After years of struggling, the chef has found her conduit in the kitchen, allowing her talents to guide a slow-but-steady march toward understanding. Synthesizing her high-end pastry skills with comforting flavors from childhood has sparked a meaningful dialogue, both with herself and with her customers.

“Filipino Friday” is the opposite of traditional. Melanie will fold that vibrant purple ube into a cinna-roll filling or cake batter, or manipulate raw corn into a pale yellow gelato that reminds her of maja blanca, a corn-and-coconut custard. She combines buko, tender young coconut flesh, with the unique, nearly vanilla-like profile of kelly green pandan leaves for another delicate gelato, as well as chewy, subtly sweet mochi-style bake sale squares.

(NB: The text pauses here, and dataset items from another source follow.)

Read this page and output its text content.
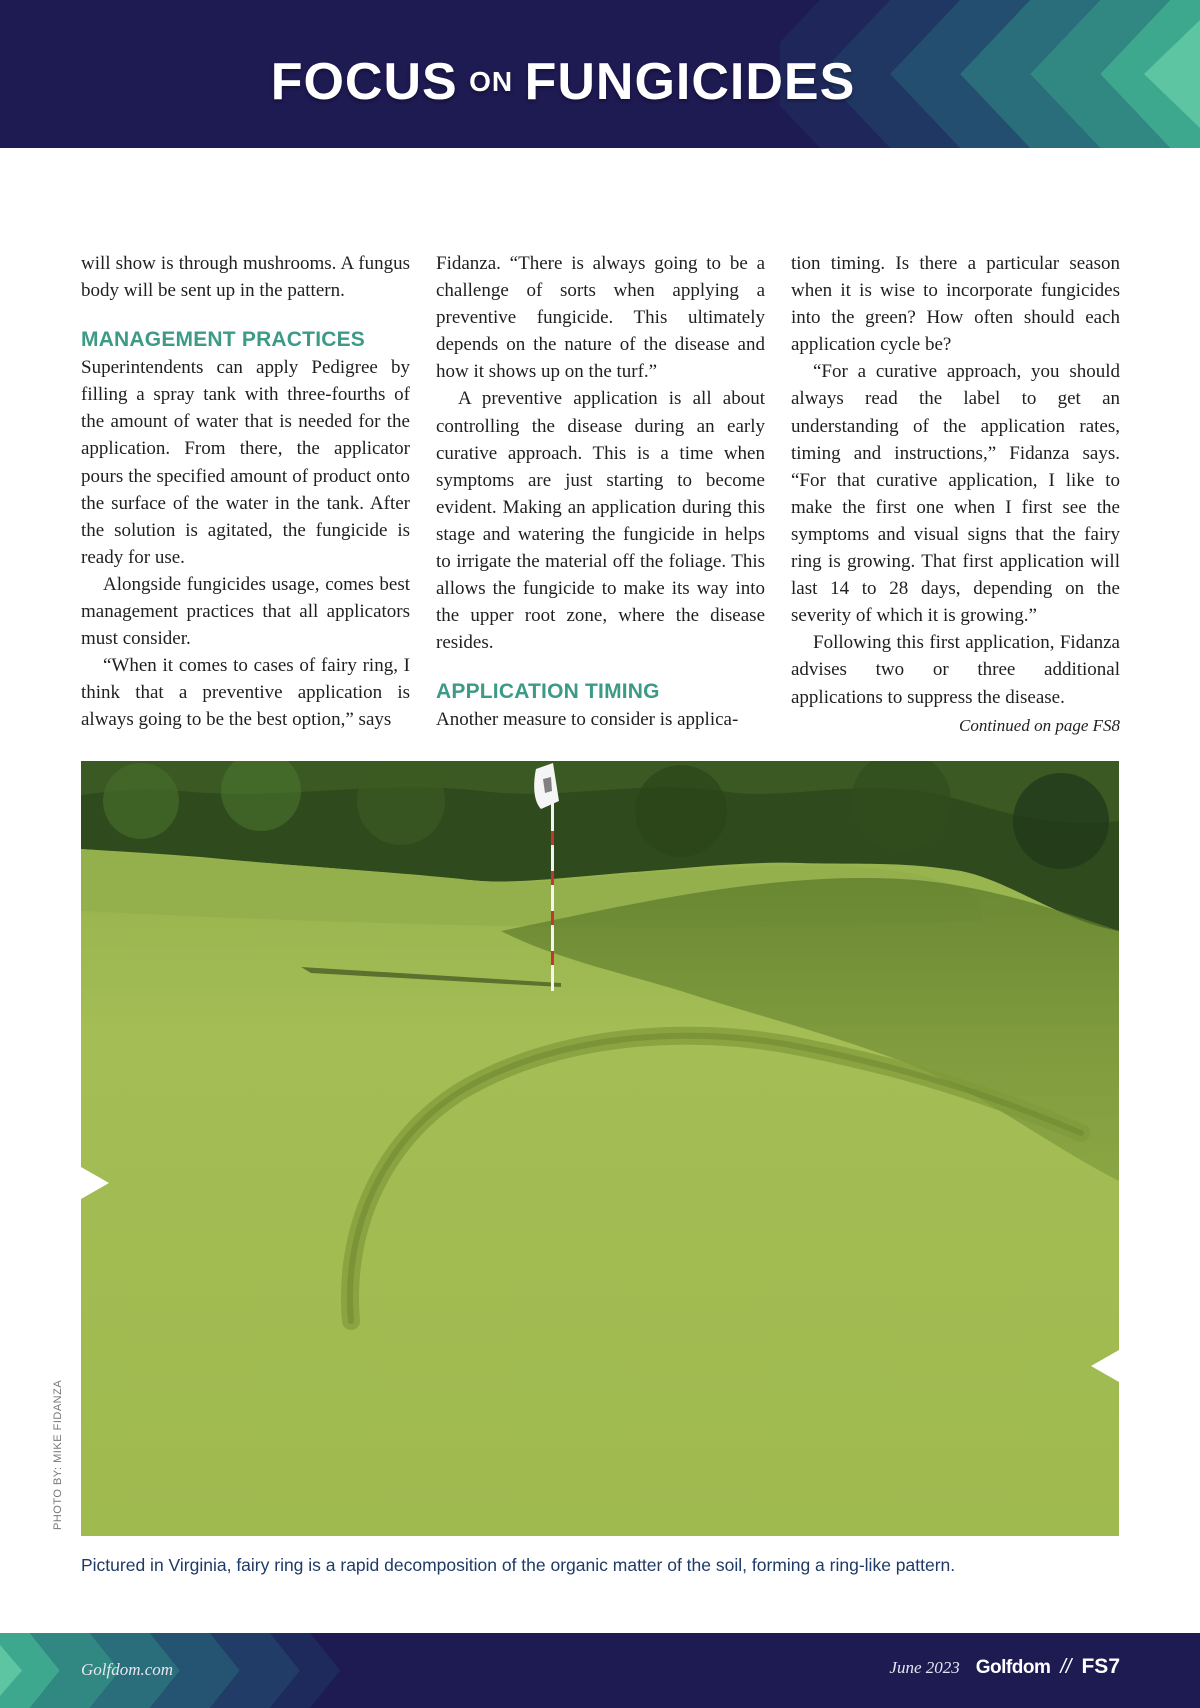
FOCUS ON FUNGICIDES

will show is through mushrooms. A fungus body will be sent up in the pattern.

MANAGEMENT PRACTICES

Superintendents can apply Pedigree by filling a spray tank with three-fourths of the amount of water that is needed for the application. From there, the applicator pours the specified amount of product onto the surface of the water in the tank. After the solution is agitated, the fungicide is ready for use.

Alongside fungicides usage, comes best management practices that all applicators must consider.

“When it comes to cases of fairy ring, I think that a preventive application is always going to be the best option,” says

Fidanza. “There is always going to be a challenge of sorts when applying a preventive fungicide. This ultimately depends on the nature of the disease and how it shows up on the turf.”

A preventive application is all about controlling the disease during an early curative approach. This is a time when symptoms are just starting to become evident. Making an application during this stage and watering the fungicide in helps to irrigate the material off the foliage. This allows the fungicide to make its way into the upper root zone, where the disease resides.

APPLICATION TIMING

Another measure to consider is applica-

tion timing. Is there a particular season when it is wise to incorporate fungicides into the green? How often should each application cycle be?

“For a curative approach, you should always read the label to get an understanding of the application rates, timing and instructions,” Fidanza says. “For that curative application, I like to make the first one when I first see the symptoms and visual signs that the fairy ring is growing. That first application will last 14 to 28 days, depending on the severity of which it is growing.”

Following this first application, Fidanza advises two or three additional applications to suppress the disease.

Continued on page FS8

PHOTO BY: MIKE FIDANZA
Pictured in Virginia, fairy ring is a rapid decomposition of the organic matter of the soil, forming a ring-like pattern.
Golfdom.com	June 2023 Golfdom // FS7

Fans of the sweet breakfast breads born from centuries of Spanish colonial rule can try a hybridized version, moister than a Mexican concha thanks to well-hydrated dough, with a heartier crumb than Philippine pandesal or ensaymada.

These specials are the fruits of a personal project that’s far from finished. But positive feedback from Flow State’s visitors, especially Filipinos, has encouraged Melanie. “I honestly didn’t think about others — I did this for myself,” she said. Realizing that there are many out there like her, in search of a comfort that’s near-impossible to define, is heartening — but it’s still very much a work in progress.

“It’s a way to figure it all out,” she said. “Every week, I think, ‘Is this Filipino enough?’ I’m not sure. But it’s Filipino to me."